It’s hard to explain how I feel when I see the rebel flag. The emotional bucket overflows with anger, trepidation, sorrow, a perverted pride and apathy. As hard as I try not to make assumptions about whoever is flying the flag or driving around with it mounted on their truck, my mind can not hold back the painful images of the past generations…. and the current one. The nine racially motivated murders of last week, have written a new chapter in the annals of race violence in this country. And at the center of it all, proudly displayed in images of the killer, the rebel flag.
When I moved to South Carolina in 1996, albeit from the southern state of Virginia, I was somewhat taken aback by the frequency of which I saw the flag. It was on vehicles, displayed on homes, and worn on t-shirts. Like grits and sweet tea, the flag was just part of the culture, an enduring symbol of all things southern. This never changed how I felt about it, but it did teach me to give individuals a certain amount of grace and realize that not everyone who embraced the flag embraced prejudice and supremacy alike.

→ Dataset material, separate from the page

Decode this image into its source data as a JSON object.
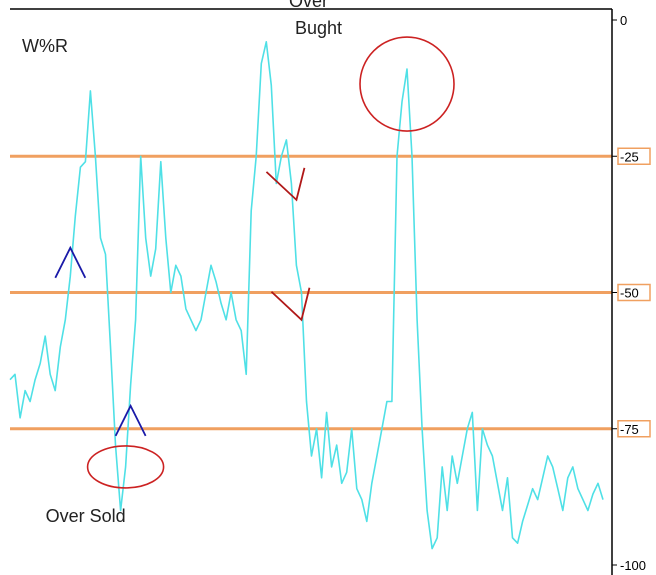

I can remember visiting a teammate’s home for the first time my sophomore year. Frank, a white offensive guard on my high school football team, had quickly become my closest friend, welcoming me, the new guy, when others weren’t so quick to do so. As I walked into his room, I froze, staring uncomfortably at the large Rebel flag, hanging above his bed. I remember the lump in my throat as I briefly attempted to convey in the most non-condemning way, what the flag represented to me and many others like me. Because of the lingering heaviness of the moment, I can’t recall much after that but I do remember how valued I felt, when I returned to Frank’s home some time later and the flag was gone! He didn’t have to, but because he cared about our friendship, because he cared about me, he empathetically removed the offensive banner on my behalf and maybe for the first time heard how painful that symbol could be. That day was a turning point in our relationship and today; Frank continues to be one of my best friends.
It should not take the brutal, senseless killings of innocent black Americans in a church by a young white man, to ensure the removal of the confederate battle flag from the State House grounds where it has flown in proud defiance of the civil rights movement since the 1960’s. If the flag wasn’t problematic before this heinous crime it should not be problematic now, and to hastily remove it in response to this slaughter, although a sympathetic (and economic) gesture, does not address the heart of the matter. In my estimation it is indeed the HEART, that is the matter. Displaying the confederate flag is not inherently wrong. This is not NECESSARILY an issue on which we can take a moral stance. It is not a simple right or wrong dilemma. I understand that for some, the confederate battle flag does not evoke sentiments of racism or supremacy; it is simply a tribute to their heritage, ancestors, and homeland. For others, including the killer, it means much more and for others it is a hiding place for passive racism and group “identity.” It is without a doubt, however, a litmus test, exposing our willingness to deny our liberty, our freedom, to fly the flag of our choice, for the sake of offending our countrymen whose SHARED HERITAGE is conversely stained with death, injustice, rape, terror and inferiority.
If we remove the Confederate flag from the State Capitol for any reason other than a change in the hearts of South Carolinians, we may as well leave it be. This is not the time for political statements and worrying about national perception. But if we, like my friend Frank, finally listen to the cries and concerns of those we say we care about, soften our hearts, and choose to lay our liberties aside to assuage the pain of our brothers, the only suitable option would be a unanimous decision to remove the flag from the public grounds at the Palmetto State Capitol. The past and it’s people, as acclaimed or afflicted as they may be, should always be remembered. But it is difficult to completely “move forward” if painful, divisive icons continue to stand unchallenged.
Sometimes, tragedies have a way of jolting us, laying the truth about us individually and collectively, stark naked for all to see. The outpouring for Charleston has been nothing short of extraordinary and inspiring. Sometimes it takes one person, one neighborhood, one city, and one state to show the unifying love of Christ to the world. As a canyon is carved by the flow of a river long dried up, may the passion of this week cut deep, leaving a permanent change in hearts and souls long after the emotion has gone.